Wednesday, December 26, 2012

What are "CD" Contracts and What Are the Risks?

Contract Definition (CD) contracts are the kind that are awarded to multiple contractors who will ultimately compete for a major follow-on prime contract. They are usually short-duration contracts. Most of the time they are fixed-price.

Upon completion, the procurement activity (contracting officer) will use the results delivered under the CD contracts to help define exactly what it wants in the prime contract. After that determination, it will then issue an informative RFP.

The Government (specifically DCAA or Defense Contract Audit Agency) considers these type of contracts to be "risky" in terms of the potential for labor mischarging. Their audit guidance in CAM (Contract Audit Manual) 6-404(b)(8) states the following:

Since the contractor's performance on the CD contract will have a direct bearing on its chance of winning the prime, there may be a tendency to spend more than the established contract value. Therefore CD contracts are highly susceptible to labor mischarging and the auditor should evaluate to make sure all allocable effort is being charged.

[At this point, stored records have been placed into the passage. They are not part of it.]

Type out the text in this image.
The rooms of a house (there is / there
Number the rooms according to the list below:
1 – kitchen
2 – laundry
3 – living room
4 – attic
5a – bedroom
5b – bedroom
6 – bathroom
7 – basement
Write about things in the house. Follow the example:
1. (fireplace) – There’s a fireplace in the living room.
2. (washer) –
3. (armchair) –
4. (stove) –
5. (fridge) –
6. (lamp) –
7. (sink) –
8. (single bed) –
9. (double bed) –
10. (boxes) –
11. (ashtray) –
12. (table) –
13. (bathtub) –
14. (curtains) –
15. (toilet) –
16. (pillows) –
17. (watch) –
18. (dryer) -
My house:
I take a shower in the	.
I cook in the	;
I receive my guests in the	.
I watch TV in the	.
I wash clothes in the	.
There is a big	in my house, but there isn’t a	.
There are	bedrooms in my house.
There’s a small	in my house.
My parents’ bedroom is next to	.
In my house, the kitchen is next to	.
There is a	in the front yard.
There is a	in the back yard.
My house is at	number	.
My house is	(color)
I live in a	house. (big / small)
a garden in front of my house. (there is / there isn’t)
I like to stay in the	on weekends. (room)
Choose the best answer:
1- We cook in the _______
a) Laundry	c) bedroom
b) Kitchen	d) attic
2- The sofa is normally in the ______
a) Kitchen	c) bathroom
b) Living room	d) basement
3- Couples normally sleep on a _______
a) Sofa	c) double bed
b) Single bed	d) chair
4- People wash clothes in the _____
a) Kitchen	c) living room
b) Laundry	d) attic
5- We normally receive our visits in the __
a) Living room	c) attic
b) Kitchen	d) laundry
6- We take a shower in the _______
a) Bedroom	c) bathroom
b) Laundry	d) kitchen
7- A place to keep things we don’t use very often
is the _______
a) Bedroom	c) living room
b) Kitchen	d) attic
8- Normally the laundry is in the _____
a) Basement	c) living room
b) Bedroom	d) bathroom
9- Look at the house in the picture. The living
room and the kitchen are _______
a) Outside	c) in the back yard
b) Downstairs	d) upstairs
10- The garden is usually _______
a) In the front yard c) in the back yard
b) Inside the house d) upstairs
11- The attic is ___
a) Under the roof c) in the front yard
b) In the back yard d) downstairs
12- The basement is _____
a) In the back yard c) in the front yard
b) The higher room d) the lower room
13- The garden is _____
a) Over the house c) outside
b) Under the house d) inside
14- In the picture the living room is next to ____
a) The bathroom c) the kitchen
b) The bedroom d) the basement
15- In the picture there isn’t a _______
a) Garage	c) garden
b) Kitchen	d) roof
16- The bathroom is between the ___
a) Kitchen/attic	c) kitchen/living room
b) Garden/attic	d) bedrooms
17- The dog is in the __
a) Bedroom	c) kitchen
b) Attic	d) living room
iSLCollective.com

Similarly, DCAA's audit program for labor floorchecks (where the Agency conducts unannounced interviews of contractor employees) provides for the following:

Identify all CD contracts. These contracts are high-risk contracts and, therefore, should be evaluated to make sure all allocable effort is being charged.


With these risk factors in mind, the auditors will specifically target any CD contracts to ensure that contractors are not off-loading some of the effort onto other direct or indirect projects/contracts.